In the distance, something that looked very much like Mayor Mouse’s vintage Chevrolet was spiraling thirty feet above Main Street, silver fins glinting as it spun in the wind.
And in the distance, farther, but not far enough, not nearly, an ink-black funnel cloud swallowed the sky.
Drive.
West flattened the gas pedal to the floor. He cursed the battered engine, the useless wipers, the pickup itself, a rusted bruiser solid enough to barrel through snow and mud but now too solid, too big a target for the battering rams of wind and the gravel torpedoing across the road.
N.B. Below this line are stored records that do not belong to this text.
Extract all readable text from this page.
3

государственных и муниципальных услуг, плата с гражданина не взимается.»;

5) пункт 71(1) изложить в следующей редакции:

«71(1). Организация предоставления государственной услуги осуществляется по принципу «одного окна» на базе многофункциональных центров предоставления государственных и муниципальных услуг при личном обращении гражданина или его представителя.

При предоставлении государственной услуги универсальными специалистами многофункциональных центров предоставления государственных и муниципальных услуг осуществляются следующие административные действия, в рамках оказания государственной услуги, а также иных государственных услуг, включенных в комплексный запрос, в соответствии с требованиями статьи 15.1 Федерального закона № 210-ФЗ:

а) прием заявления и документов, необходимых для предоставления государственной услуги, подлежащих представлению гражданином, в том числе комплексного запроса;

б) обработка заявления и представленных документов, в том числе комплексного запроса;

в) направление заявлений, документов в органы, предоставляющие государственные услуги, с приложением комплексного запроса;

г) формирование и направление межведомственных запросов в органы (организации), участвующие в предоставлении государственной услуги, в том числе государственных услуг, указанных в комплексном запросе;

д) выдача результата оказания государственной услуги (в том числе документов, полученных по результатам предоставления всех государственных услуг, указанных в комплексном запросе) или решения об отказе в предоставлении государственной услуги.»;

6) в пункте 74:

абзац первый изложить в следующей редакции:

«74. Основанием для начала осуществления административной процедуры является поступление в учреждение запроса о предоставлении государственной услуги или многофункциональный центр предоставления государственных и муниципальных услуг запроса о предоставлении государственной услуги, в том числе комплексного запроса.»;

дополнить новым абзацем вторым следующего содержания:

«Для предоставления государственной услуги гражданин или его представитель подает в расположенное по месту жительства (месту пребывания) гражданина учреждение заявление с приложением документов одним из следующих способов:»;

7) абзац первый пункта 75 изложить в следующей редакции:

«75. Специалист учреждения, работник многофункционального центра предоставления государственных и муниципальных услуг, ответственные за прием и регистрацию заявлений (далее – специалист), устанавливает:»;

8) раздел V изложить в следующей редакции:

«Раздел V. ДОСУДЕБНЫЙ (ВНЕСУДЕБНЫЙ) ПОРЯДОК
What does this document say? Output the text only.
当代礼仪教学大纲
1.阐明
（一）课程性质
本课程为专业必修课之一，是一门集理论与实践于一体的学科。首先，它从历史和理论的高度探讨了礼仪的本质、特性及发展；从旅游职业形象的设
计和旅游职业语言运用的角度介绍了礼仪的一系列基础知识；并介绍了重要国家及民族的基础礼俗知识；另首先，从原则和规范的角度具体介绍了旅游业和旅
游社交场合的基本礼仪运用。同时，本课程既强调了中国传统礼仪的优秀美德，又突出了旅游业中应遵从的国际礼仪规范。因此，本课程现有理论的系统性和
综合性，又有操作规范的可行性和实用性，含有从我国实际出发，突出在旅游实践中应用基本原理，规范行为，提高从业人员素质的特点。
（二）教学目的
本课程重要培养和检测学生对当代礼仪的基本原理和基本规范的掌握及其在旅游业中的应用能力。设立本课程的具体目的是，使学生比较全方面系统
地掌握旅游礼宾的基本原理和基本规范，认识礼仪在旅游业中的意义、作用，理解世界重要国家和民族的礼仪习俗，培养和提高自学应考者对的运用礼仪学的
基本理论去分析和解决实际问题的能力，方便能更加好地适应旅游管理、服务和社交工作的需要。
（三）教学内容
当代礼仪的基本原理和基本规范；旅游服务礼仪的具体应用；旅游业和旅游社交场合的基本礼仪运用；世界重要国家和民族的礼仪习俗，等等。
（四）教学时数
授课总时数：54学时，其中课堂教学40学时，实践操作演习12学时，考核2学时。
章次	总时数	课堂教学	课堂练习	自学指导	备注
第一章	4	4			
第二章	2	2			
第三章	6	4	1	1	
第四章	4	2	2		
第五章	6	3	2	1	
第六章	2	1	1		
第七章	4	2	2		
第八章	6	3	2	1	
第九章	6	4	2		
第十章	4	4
The wheel jerked and bucked in his hands. The truck shuddered beneath him. The road ahead was nearly invisible beyond the curtain of driving rain. Somehow, West kept the tires on the concrete as he left the heart of Oleander behind and sped, as fast as he could yet still maddeningly slow, for home.
They’d thought him crazy for leaving the drugstore: maybe. And maybe a year ago, he’d have agreed to stay, and huddled under a table, pretending a fear he didn’t feel. Assuming, as the building shook in the storm and the funnel tore up the town, that all would be well, because it always was. He knew better now, and he knew crazy. He’d seen it on that road, in that car, mowing down Nick. He’d seen it in the mirror, the days and weeks after, in his own eyes.
He had muffled it – and tamed it – by driving. Everywhere. Nowhere in particular. The Wests were rooted in Oleander: four generations on the same homestead, tending the land, tending each other. Staying in one place ran in their blood. But after the killing day, West found himself in motion. Before, it had been place that held him upright –
his
town,
his
land,
his
home; after, it was only constant movement that kept him steady. He preferred the long, straight two-lane highways that cut through the prairie, nothing but grass in all directions and an unthinkably wide sky above. He liked the sameness of it, the ribbon of blacktop, the steady rhythm of rubber on concrete and gravel between, the radio turned up high as it would go, skipping from rap to gospel to rock to pop and back to rap again, surfing the static that hid in the gaps.